Böyle bir istek karşısında kuvvetlerini bir arada tuta­bilmesi, Lenin'in dehasını gösterir. 1944 yılında Merkez Komitesince verilen bir görevi kabul etmeden önce Kızıl Ordu Başkomutanının yetkilerine aşırı kısıtlamalar koyan bir Sovyetler Birliği Komünist Partisi önderi düşünebilir misiniz? Ama Stalin'in koşulları kabul edildi ve Stalin cep­heye varır varmaz durumu kendine özgü titizliğiyle gözden geçirdi. Merkez Komitesine gönderdiği şu mektup onun nasıl bir durumla karşılaştığını, neler düşündüğünü ve ne­ler önerdiğini tüm açıklığıyla ortaya koyuyor:

İki ay önce Yüksek Komite ana saldırının Don havzası boyunca ba­tıdan doğuya yöneltilmesini ilke olarak uygun görmüştü. Bu hare­kat birliklerin yazın güneyden geri çekilmelerinin doğurduğu du­rum yüzünden, yani güneydoğu cephesindeki birliklerin Denikin'in yararlandığı çok büyük bir zaman kaybına yol açan kendili­ğinden yeniden dağılımı yüzünden gerçekleştirilemedi. Ama şim­di durum ve aynı zamanda kuvvetlerin yeniden dağıtımı da tama­men değişmiş bulunuyor. Eski güney cephesinin ana kuvvetlerin­den biri olan Sekizinci Ordu ilerledi ve Don havzasının önüne geldi.
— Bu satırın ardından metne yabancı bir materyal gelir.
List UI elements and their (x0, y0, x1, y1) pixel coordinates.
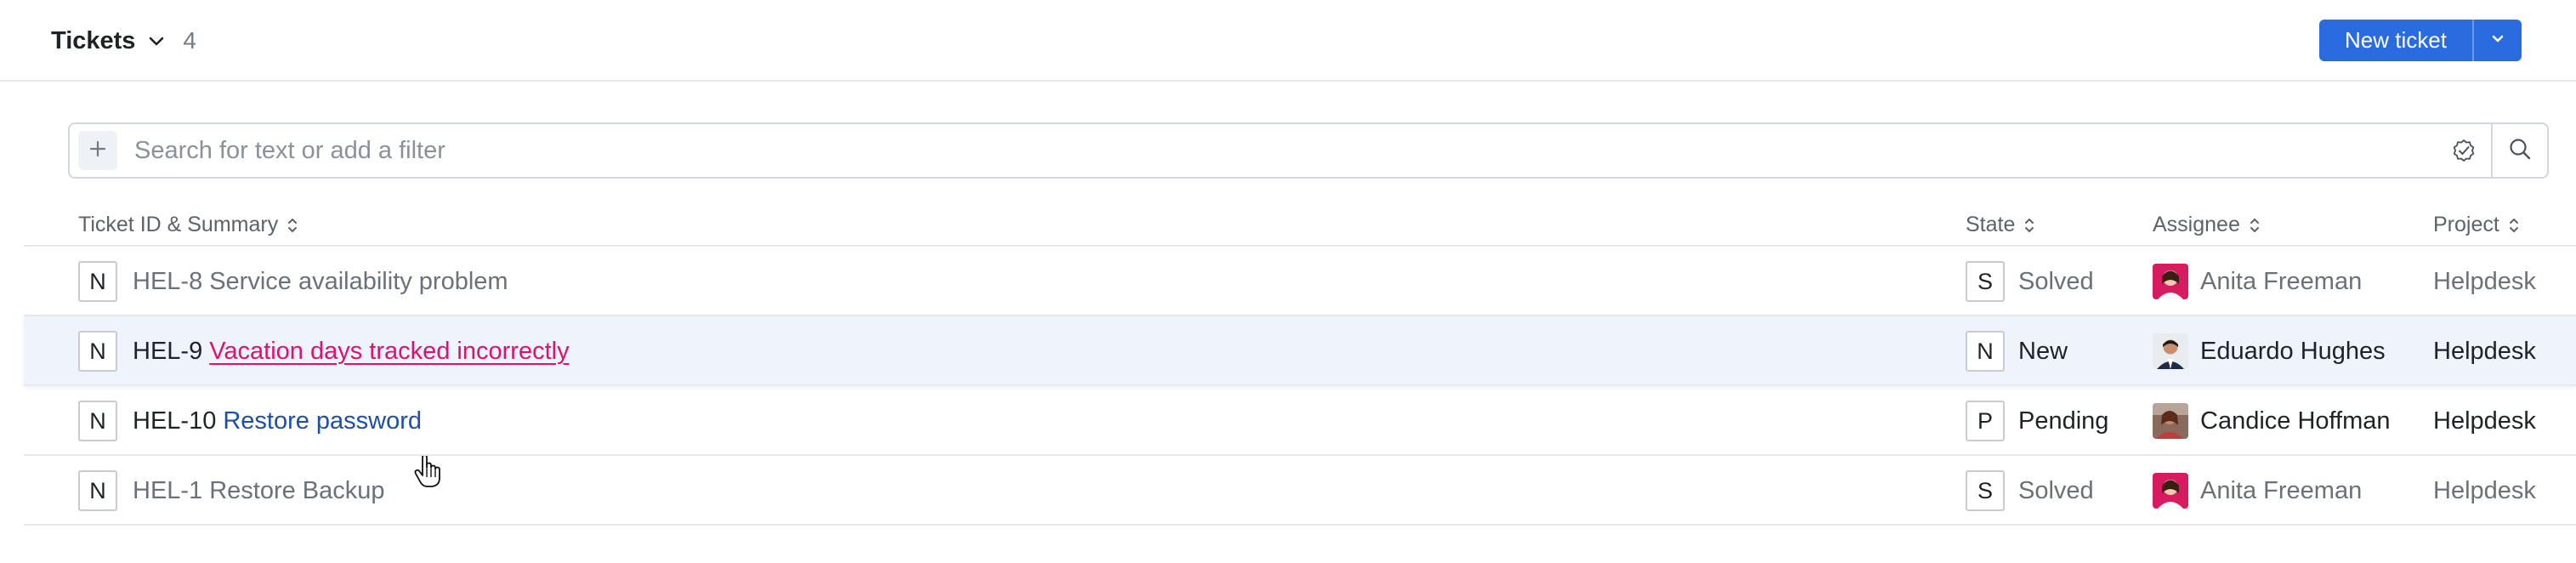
ticket-id: HEL-8 (133, 267, 203, 295)
chevron-down-icon (2490, 31, 2505, 50)
new-ticket-button[interactable]: New ticket (2319, 20, 2474, 61)
search-bar (68, 122, 2549, 179)
project-name: Helpdesk (2433, 407, 2536, 435)
new-ticket-options-button[interactable] (2474, 20, 2522, 61)
ticket-type-badge: N (78, 470, 117, 511)
page-title[interactable]: Tickets (51, 27, 135, 55)
tickets-table: Ticket ID & Summary State Assignee Proje… (24, 204, 2576, 526)
column-header-state[interactable]: State (1966, 213, 2035, 237)
ticket-type-badge: N (78, 331, 117, 372)
table-row[interactable]: N HEL-9 Vacation days tracked incorrectl… (24, 316, 2576, 487)
avatar (2153, 403, 2188, 439)
project-name: Helpdesk (2433, 476, 2536, 504)
assignee-name: Anita Freeman (2200, 476, 2363, 504)
ticket-id: HEL-9 (133, 337, 203, 365)
sort-icon (2509, 218, 2518, 232)
search-button[interactable] (2493, 124, 2547, 177)
search-input[interactable] (134, 129, 2437, 172)
ticket-summary-link[interactable]: Restore Backup (209, 477, 384, 505)
state-label: Pending (2018, 407, 2109, 435)
chevron-down-icon[interactable] (147, 31, 166, 50)
sort-icon (288, 218, 298, 232)
state-badge: N (1966, 331, 2005, 372)
ticket-summary-link[interactable]: Service availability problem (209, 268, 508, 296)
state-label: Solved (2018, 476, 2094, 504)
avatar (2153, 333, 2188, 369)
table-row[interactable]: N HEL-8 Service availability problem S S… (24, 247, 2576, 316)
table-row[interactable]: N HEL-1 Restore Backup S Solved Anita Fr… (24, 456, 2576, 526)
avatar (2153, 473, 2188, 509)
project-name: Helpdesk (2433, 267, 2536, 295)
project-name: Helpdesk (2433, 337, 2536, 365)
state-label: New (2018, 337, 2068, 365)
table-row[interactable]: N HEL-10 Restore password P Pending Cand… (24, 386, 2576, 456)
avatar (2153, 264, 2188, 299)
column-header-label: Assignee (2153, 213, 2240, 236)
assignee-name: Candice Hoffman (2200, 407, 2391, 435)
ticket-summary-link[interactable]: Restore password (223, 407, 422, 435)
sort-icon (2250, 218, 2259, 232)
plus-icon (88, 136, 107, 165)
state-badge: S (1966, 261, 2005, 302)
ticket-type-badge: N (78, 401, 117, 441)
ticket-type-badge: N (78, 261, 117, 302)
column-header-assignee[interactable]: Assignee (2153, 213, 2261, 237)
column-header-label: Project (2433, 213, 2499, 236)
new-ticket-button-group: New ticket (2319, 20, 2522, 61)
assignee-name: Anita Freeman (2200, 267, 2363, 295)
state-badge: P (1966, 401, 2005, 441)
ticket-id: HEL-1 (133, 476, 203, 504)
view-selector[interactable]: Tickets 4 (51, 22, 196, 60)
column-header-label: State (1966, 213, 2016, 236)
check-badge-icon[interactable] (2437, 124, 2491, 177)
column-header-label: Ticket ID & Summary (78, 213, 279, 236)
table-header: Ticket ID & Summary State Assignee Proje… (24, 204, 2576, 247)
column-header-project[interactable]: Project (2433, 213, 2520, 237)
ticket-id: HEL-10 (133, 407, 217, 435)
assignee-name: Eduardo Hughes (2200, 337, 2386, 365)
add-filter-button[interactable] (78, 131, 117, 170)
ticket-count: 4 (183, 27, 196, 54)
state-badge: S (1966, 470, 2005, 511)
column-header-summary[interactable]: Ticket ID & Summary (78, 213, 298, 237)
top-bar: Tickets 4 New ticket (0, 0, 2576, 82)
search-icon (2507, 136, 2533, 166)
sort-icon (2025, 218, 2034, 232)
ticket-summary-link[interactable]: Vacation days tracked incorrectly (209, 338, 569, 366)
state-label: Solved (2018, 267, 2094, 295)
Başka bir önemli kuvvet olan Budiyenni Süvari Ordusu da iler­ledi. Bunlara bir de yeni kuvvet, Letonya Tümeni eklendi. Bu tü­men bir ay içinde yeniden düzenlendiğinde Denikin'i tekrar tehdit edecektir... Yüksek Komiteyi eski plana bağlı kalmaya zorlayan ne vardır? Bu yalnızca, "Strateji Uzmanlarının Şahı" [Troçki olacak] tarafından Yüksek Komitede yaratılan son derece dargörüşlü ve Cumhuriyet için son derece tehlikeli inatçılıktan kaynaklanmakta­dır.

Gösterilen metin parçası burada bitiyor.